The following evidence is provided in support of the plaintiffs' contention that Reed has disregarded corporate formalities and therefore should not be granted protection from personal liability: (1) Reed is the president and sole shareholder of HEBPR and oversees the corporation's financial and administrative affairs; (2) when HEBPR solicited the Army and Air Force Exchange Service ("AAFES") contract, HEBPR certified that it was a corporation chartered in the state of Washington; (3) all of the official documents from HEBPR (e.g., tax filings, payroll documents) identify its business address as 14609 138th Ave. East, Puyallup, WA 98374, which is the same address that Reed has identified as his home address; (4) the insurance policy was issued and annually renewed in the name of Charles Reed and not HEBPR; (5) Reed, a Washington state citizen, is listed as the requisite resident agent for HEBPR. See P.R. Laws Ann. tit 14, § 2682(a) (requiring that "[e]very corporation . . . maintain a residing agent in the Commonwealth. . . .").
Defendant's reply brief (Docket No. 91-2) addresses the issue created by this inconsistency. The reply contends that at the time of the solicitation, HEBPR had not yet been incorporated. Therefore Reed used the name of his corporation which was formed in Washington to solicit the opening of the barber shop.
In viewing this evidence in the light most favorable to the plaintiffs as the non-moving party, the court finds that plaintiffs have created a triable issue of material fact as to whether Reed's alleged misuse of the corporate entity should lead to the piercing of its corporate veil.
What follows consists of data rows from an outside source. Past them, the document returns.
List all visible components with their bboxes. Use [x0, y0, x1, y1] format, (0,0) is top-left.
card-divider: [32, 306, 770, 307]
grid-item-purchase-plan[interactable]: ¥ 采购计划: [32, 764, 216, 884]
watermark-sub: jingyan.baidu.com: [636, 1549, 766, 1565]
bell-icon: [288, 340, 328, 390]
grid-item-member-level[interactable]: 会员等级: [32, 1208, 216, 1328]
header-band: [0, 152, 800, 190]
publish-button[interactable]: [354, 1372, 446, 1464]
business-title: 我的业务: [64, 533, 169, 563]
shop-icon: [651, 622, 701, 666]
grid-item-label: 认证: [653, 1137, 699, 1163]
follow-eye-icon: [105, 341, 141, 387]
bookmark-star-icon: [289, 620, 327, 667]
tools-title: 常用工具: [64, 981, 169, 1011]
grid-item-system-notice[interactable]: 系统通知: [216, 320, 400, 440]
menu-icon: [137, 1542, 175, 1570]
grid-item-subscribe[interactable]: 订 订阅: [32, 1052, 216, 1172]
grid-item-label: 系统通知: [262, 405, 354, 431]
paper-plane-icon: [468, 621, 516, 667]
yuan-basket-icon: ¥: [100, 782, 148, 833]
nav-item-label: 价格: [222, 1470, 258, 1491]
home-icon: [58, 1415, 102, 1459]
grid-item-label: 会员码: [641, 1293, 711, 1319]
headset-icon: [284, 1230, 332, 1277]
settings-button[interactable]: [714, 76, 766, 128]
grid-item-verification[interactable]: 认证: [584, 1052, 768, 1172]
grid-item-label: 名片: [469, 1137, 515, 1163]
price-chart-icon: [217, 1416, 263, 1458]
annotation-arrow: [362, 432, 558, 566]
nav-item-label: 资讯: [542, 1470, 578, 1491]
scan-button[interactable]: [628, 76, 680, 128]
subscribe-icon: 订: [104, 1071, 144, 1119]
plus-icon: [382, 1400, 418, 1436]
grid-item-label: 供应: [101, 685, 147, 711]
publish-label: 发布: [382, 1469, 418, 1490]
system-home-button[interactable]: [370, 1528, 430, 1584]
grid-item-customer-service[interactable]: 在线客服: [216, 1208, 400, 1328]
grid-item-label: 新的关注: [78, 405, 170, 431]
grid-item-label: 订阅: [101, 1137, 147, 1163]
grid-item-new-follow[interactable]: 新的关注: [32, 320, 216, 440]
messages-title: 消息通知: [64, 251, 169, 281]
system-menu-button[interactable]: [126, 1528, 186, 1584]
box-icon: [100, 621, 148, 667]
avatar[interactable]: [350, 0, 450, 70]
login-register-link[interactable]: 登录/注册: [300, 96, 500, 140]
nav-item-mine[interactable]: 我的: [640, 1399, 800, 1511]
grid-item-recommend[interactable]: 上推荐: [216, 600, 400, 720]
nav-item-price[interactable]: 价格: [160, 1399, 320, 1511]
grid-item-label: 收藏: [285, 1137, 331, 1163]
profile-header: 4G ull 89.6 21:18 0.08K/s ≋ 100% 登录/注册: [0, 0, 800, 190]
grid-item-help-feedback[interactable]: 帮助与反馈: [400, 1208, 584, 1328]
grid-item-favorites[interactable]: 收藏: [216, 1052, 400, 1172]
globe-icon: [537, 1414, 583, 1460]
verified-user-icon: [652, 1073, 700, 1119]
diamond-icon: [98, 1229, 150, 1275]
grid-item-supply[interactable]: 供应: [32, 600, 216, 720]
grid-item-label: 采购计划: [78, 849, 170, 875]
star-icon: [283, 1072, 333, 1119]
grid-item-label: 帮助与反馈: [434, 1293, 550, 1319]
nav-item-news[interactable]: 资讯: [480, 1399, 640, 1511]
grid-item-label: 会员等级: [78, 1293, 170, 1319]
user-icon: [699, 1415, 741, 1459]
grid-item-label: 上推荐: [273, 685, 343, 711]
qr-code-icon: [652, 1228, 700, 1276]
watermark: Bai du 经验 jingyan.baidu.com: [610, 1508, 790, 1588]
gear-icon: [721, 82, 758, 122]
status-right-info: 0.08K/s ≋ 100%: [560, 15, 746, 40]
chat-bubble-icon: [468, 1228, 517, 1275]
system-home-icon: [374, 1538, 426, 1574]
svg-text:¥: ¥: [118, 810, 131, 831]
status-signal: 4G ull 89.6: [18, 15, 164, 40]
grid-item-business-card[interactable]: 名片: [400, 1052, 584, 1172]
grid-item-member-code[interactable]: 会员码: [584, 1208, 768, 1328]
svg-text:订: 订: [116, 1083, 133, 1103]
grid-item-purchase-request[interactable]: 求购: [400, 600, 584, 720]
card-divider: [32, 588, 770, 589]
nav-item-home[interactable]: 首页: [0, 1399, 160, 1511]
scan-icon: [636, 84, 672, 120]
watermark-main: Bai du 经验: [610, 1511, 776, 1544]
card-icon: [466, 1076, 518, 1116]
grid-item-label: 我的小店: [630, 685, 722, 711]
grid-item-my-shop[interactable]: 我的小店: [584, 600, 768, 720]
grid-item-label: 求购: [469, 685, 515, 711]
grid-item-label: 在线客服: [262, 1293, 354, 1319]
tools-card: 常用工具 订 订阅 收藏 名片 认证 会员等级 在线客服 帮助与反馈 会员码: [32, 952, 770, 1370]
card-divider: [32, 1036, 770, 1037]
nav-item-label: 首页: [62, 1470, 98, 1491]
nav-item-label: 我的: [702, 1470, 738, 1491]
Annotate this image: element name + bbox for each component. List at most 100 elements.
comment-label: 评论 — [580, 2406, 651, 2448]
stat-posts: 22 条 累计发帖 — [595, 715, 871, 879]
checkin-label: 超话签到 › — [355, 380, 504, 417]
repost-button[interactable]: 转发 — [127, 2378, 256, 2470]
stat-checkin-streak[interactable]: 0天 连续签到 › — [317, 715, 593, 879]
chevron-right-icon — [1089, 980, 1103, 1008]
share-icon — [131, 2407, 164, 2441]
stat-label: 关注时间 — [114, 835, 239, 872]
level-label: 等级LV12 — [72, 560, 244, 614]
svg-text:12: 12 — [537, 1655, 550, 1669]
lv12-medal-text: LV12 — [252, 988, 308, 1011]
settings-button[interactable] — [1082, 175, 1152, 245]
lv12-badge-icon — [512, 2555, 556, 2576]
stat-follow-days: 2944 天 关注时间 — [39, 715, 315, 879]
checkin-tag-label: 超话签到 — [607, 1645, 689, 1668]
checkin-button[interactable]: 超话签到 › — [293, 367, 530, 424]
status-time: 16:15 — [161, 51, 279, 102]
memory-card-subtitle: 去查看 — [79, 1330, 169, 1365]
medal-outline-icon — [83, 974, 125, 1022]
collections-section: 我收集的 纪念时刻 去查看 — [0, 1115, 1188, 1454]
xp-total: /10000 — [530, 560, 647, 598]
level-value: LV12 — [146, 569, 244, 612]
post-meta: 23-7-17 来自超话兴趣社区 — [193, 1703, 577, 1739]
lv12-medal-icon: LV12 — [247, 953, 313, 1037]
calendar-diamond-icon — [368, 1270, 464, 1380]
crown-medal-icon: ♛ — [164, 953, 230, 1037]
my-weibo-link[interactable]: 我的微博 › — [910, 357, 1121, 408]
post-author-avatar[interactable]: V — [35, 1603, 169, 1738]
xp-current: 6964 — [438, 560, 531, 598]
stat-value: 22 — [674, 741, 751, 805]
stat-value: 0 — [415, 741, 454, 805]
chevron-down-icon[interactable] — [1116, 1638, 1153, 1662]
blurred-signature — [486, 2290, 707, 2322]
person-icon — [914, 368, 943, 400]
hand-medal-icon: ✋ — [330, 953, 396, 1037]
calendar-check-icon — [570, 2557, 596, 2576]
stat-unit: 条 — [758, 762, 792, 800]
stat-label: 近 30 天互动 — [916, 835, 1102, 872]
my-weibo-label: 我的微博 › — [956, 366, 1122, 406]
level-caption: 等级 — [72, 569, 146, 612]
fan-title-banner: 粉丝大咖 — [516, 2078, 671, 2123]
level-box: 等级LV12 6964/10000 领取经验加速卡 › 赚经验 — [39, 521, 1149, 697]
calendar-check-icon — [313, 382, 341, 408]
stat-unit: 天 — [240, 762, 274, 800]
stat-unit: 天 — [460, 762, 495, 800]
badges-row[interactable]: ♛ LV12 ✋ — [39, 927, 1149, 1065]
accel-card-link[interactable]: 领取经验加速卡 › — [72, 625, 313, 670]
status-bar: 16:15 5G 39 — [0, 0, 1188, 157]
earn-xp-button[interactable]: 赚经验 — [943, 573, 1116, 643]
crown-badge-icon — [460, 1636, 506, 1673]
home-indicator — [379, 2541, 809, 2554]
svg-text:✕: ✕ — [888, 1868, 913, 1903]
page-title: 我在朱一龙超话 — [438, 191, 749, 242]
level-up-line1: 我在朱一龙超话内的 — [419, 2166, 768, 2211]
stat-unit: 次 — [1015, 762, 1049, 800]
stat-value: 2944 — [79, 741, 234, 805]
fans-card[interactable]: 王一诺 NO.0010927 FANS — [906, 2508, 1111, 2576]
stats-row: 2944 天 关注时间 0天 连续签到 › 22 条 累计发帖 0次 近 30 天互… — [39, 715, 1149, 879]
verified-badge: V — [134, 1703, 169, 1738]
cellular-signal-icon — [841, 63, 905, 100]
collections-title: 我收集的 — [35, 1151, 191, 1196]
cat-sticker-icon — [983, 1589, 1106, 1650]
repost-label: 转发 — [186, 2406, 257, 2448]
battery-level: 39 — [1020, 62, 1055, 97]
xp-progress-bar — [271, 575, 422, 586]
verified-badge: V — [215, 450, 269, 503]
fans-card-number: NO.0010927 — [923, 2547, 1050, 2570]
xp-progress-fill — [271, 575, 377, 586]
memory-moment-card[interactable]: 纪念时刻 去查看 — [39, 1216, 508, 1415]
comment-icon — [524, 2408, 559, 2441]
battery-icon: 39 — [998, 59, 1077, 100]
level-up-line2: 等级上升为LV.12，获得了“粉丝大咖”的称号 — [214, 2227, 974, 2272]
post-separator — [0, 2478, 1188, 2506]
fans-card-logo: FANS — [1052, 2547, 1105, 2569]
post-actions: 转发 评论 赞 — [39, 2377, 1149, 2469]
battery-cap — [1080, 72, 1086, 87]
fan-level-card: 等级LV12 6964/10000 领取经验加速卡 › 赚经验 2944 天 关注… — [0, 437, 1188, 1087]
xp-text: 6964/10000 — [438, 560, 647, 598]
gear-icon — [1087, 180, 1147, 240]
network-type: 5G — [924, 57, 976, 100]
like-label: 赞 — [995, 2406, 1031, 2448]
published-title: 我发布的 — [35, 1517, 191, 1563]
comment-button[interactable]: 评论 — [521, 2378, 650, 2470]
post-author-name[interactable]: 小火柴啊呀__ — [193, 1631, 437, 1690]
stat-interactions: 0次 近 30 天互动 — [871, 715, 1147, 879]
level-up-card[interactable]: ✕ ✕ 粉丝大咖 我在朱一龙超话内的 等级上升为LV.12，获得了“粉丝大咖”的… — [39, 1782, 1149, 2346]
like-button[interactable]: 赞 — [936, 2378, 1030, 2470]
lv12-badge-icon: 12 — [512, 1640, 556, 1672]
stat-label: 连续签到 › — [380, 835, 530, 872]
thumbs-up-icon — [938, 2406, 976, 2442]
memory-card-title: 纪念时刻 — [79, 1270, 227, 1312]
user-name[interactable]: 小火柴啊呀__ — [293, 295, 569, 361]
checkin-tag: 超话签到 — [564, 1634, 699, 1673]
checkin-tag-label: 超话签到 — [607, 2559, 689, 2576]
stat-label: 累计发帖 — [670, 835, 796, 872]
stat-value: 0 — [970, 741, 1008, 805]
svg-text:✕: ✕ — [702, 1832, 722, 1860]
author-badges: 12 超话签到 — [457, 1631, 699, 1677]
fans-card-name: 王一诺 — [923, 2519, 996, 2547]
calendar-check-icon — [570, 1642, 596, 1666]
Although the plaintiffs have not demonstrated evidence of every factor considered by the court when analyzing a claim of alter-ego, this court has recognized that "[n]o one of these factors is either necessary or sufficient to disregard corporate structure." Velasquez, 141 F. Supp. 2d at 193. As this determination requires an extremely fact-sensitive analysis, it is a question best suited for a jury. See Crane v. Green Freedman Baking Co., Inc., 134 F.3d 17, 22 (1st Cir. 1998) (recognizing that federal courts have held that veil-piercing is the sort of determination usually made by a jury because it is so fact specific and holding that, as a matter of federal procedure in diversity cases, the issue of corporate entity disregard is one for the jury (citing Wm. Passalacqua Builders, Inc. v. Resnick Developers S., Inc., 933 F.2d 131, 137 (2d Cir. 1991); FMC Finance Corp. v. Murphree, 632 F.2d 413, 421 n. 5 (5th Cir. 1980))).
Therefore, as the plaintiffs have created a material issue of fact with regard to Reed's alleged misuse of the corporate structure, the court DENIES defendant Reed's motion for summary judgment.